Матери стоило завидеть в пекарне крысу, как ненависть лишала ее всякой способности размышлять. Со всей мощью животного инстинкта, рефлекторная дуга которого огибает любые препятствия здравого смысла, она швыряла в гадину все, что подворачивалось ей под руку, будь то кусок теста, чашка с молоком, буханка хлеба или железная гиря. Подобно мелвилловским Тэштиго и Дэггу, она метала через всю пекарню гарпуны-лопаты, и бросала банки с маслом и глазуровочные кисти, и, поскольку ни один из этих предметов не предназначался для уничтожения вредителей, наносила немалый ущерб пекарне и вызывала раздражение отца. Невзирая на его испуганные предостережения, она рассыпала на складе стрихнин, но впустую. Она привела в пекарню кошку Бринкера, но та едва унесла ноги с поля боя. Она расставила ловушки, но крысы выжидали, пока в них попадет мышь, а затем съедали ее вместе с наживкой. Несколько раз Бринкер приходил сидеть с ней в сумраке пекарни, но и ему не удалось поймать ни одной крысы. Однажды она одолжила у него на ночь охотничье ружье, которое он завел, чтобы очищать виноградники от шакалов и дикобразов, уселась во дворе и принялась стрелять. Утром мы насчитали двух убитых сипух, большую лужу воды, которая натекла из продырявленной трубы, три поврежденных окна и одну мертвую крысу, смерть которой представляла полную загадку, потому что на ней не было ни единой царапины.

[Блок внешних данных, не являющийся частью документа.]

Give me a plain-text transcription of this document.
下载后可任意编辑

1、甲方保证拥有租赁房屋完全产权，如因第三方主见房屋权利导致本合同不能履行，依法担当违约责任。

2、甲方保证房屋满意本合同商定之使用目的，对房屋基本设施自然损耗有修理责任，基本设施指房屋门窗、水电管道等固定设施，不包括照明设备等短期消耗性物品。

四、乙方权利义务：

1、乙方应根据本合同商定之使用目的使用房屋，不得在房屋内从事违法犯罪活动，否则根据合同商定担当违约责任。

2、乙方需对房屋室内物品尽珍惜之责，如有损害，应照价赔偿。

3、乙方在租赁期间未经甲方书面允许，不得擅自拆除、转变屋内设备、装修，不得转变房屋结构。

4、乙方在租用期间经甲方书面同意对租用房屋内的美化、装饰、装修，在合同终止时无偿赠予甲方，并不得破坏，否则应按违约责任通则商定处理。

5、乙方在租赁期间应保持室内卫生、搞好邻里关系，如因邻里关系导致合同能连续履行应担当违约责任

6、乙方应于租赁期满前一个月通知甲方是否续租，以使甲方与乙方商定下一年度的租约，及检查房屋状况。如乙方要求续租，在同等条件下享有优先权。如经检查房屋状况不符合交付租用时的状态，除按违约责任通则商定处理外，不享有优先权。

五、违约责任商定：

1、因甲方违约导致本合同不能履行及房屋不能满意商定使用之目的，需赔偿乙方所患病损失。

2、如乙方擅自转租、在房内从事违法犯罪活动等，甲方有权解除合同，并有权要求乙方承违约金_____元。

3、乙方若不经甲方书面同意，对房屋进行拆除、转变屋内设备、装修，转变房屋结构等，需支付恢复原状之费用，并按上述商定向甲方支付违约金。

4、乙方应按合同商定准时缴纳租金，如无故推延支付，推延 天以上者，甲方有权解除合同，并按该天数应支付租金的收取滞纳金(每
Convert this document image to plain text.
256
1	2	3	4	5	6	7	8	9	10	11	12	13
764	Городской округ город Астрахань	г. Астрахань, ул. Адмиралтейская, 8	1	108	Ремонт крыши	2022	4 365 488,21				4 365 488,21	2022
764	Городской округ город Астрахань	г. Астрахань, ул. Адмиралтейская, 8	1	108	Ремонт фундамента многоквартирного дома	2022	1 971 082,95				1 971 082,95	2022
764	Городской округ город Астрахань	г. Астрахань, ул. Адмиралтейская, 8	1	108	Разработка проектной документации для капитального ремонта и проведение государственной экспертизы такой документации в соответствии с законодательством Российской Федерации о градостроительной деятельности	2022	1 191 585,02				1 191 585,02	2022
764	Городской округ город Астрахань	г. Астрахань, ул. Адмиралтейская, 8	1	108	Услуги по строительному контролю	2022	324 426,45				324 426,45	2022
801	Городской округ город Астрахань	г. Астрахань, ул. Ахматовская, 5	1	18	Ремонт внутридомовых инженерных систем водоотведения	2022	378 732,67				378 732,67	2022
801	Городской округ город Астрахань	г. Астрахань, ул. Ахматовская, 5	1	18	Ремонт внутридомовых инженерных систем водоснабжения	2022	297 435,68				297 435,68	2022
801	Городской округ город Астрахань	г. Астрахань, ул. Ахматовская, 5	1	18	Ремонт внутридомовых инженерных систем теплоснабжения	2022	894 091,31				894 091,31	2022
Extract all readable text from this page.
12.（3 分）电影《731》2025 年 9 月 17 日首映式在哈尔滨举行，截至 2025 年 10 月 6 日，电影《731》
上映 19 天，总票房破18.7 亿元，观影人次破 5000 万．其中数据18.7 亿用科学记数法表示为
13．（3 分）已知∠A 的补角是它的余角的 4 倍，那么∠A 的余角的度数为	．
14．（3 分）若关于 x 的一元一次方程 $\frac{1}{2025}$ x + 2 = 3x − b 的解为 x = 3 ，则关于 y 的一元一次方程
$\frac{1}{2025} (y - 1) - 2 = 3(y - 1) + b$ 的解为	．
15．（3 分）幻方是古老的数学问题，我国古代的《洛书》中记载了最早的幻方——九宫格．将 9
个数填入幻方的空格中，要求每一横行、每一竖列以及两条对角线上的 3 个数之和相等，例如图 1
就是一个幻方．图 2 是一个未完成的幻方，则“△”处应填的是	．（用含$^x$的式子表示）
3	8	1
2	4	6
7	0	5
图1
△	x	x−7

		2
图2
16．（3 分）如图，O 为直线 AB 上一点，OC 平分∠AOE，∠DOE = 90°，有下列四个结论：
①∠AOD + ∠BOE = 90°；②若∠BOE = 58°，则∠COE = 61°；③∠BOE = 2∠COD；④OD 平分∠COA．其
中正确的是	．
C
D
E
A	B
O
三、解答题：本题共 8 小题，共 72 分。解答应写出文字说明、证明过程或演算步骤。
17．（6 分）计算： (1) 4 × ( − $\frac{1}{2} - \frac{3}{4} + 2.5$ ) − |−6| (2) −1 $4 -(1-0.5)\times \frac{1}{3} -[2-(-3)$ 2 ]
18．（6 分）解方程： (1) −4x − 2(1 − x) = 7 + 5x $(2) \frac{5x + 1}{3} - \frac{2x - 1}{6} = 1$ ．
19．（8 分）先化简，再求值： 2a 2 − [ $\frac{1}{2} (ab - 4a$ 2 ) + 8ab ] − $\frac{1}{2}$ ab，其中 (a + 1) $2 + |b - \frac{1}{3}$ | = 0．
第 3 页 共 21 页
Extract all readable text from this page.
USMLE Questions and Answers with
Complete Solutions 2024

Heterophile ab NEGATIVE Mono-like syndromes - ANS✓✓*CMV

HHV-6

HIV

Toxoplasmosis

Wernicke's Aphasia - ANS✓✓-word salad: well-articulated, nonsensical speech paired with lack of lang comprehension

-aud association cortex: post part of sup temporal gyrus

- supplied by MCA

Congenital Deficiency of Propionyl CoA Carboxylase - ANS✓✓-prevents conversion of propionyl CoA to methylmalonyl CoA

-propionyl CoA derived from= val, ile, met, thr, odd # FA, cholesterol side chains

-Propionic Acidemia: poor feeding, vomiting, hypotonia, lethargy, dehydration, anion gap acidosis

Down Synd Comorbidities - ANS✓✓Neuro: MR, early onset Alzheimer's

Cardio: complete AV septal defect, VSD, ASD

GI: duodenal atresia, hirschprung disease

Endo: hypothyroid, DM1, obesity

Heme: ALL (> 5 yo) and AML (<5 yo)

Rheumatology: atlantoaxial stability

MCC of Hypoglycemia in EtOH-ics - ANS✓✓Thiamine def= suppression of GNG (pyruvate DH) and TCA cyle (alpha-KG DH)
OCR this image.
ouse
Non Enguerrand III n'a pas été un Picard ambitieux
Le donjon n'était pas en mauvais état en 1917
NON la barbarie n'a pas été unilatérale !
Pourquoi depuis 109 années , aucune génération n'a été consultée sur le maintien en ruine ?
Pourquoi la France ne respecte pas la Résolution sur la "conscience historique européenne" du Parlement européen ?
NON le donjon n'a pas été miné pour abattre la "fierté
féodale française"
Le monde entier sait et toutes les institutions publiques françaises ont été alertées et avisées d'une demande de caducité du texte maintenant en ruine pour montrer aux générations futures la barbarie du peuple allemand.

Лишь один-единственный раз ей улыбнулась удача. Однажды ночью, через минуту-другую после того, как отец зажег горелку, крыса появилась возле самой ямы для пекарей. Мать увидела гадину, но, увы, — руки ее были пусты. Мерзкое животное правильно оценило положение, уселось на задницу и принялось преспокойно чистить свои нахальные усы и передние лапы, не переставая издевательски разглядывать заклятого врага. Розовая волна поднялась из выреза материнского платья и поползла вверх, багровея и сгущаясь, пока все ее лицо не потемнело от гнева. Ее ноги стали медленно скользить в сторону печи. Две пары глаз — два серых и больших и два черных и маленьких — не отрывались друг от друга. Когда мать уже была достаточно близко к яме, произошло нечто такое, чему я до сих пор затрудняюсь поверить. Протянув длинную сильную руку, мать схватила горелку за рукоятку, вырвала ее из гнезда и направила язык пламени на крысу.
Два вопля послышались сквозь рев горелки. Один, высокий и короткий, издала крыса, превращаясь в смрадную головешку, другой, хриплый и протяжный, был воплем расплаты и возмездия, перешедшим в стон ужасной боли, когда пальцы матери ощутили жар раскаленной рукоятки. Она отшвырнула свое оружие, погрузила руку в жестянку с бойей и всю ту ночь работали одной рукой, смеясь и охая, охая и смеясь.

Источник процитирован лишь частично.